ひでやん

スキャンダルのひでやんのレビュー・感想・評価

スキャンダル(2019年製作の映画)
3.5
TV業界の帝王にぶっ放すキャスター砲。

全米最大のTV局FOX内で実際に起きたセクハラ事件を題材に描いた女性たちの戦い。いつの時代にもどこの企業にもある問題だが、ジャニーズ事務所が騒がれているタイミングで鑑賞し今、どうしてもその事が頭に浮かんだ。

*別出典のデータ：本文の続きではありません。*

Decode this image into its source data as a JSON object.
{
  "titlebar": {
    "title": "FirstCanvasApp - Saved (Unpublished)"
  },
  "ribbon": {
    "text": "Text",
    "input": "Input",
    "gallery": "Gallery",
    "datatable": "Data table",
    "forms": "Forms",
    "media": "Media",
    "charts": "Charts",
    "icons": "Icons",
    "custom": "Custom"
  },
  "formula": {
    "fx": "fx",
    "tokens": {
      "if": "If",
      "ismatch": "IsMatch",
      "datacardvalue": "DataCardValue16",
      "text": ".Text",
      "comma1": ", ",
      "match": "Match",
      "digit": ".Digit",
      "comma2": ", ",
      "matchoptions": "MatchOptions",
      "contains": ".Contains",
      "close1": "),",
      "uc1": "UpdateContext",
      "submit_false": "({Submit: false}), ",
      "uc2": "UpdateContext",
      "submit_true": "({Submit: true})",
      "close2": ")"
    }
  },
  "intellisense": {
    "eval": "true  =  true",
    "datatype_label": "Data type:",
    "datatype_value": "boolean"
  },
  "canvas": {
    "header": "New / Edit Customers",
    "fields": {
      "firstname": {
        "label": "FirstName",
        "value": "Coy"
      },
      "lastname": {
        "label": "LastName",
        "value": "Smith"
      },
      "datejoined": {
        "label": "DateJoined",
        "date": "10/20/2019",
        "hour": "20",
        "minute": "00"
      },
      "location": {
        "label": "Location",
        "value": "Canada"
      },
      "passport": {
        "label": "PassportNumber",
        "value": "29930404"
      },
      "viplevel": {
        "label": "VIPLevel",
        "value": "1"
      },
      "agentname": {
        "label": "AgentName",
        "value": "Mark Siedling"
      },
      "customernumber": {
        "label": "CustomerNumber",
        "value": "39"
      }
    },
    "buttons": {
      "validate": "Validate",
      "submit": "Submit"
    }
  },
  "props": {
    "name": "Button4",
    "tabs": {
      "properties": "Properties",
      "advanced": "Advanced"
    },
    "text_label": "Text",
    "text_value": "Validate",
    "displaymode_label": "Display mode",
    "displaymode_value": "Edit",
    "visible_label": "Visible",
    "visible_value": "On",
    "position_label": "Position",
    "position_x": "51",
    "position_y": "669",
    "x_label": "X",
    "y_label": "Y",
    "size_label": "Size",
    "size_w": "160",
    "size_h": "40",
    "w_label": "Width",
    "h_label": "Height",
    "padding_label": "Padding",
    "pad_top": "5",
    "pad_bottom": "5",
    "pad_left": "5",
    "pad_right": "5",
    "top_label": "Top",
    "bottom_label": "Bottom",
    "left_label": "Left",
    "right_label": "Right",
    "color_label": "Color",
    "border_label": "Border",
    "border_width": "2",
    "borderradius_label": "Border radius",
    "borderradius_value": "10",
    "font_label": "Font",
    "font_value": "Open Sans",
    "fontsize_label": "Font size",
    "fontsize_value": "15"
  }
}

ジャニーさんが墓場まで持っていった後、その墓を掘り起こしているでしょう、どこまで掘るのやら。なんで生きてるうちにしなかったんだ?て思ったわけですが、今作で描かれた女性キャスター同様、声を上げるまでには時間がかかるって事なんだよね。

女性に猥褻な行為をして仕事を失った俳優が何人もいるけど、企業の中では逆に女性が仕事を失う。最初の被害者は無力で、「私も」という味方の声が集まってようやく力になる。しかし、その声は元気玉のようにはなかなか集まんない。被害者と加害者という関係だけで片付けばいいんだけど、「成功のため」と「叶えてやる代わり」という関係性が複雑。

「視覚メディア」と言う脚フェチロジャー。女性の美は視聴率を上げる武器となるが、同時に性的な目を向けられる諸刃の剣となる。CEOの座からTV業界の帝王を引きずり落としても、決して逆らえない絶対的なその座がある限り、セクハラ、パワハラ問題は無くならないんだろうな。

実在する人物に似せたメイクや髪型、衣装などは見事。シャーリーズ・セロンとニコール・キッドマンは本物のキャスターに見えた。そして、マーゴット・ロビーは相変わらずキュートだった。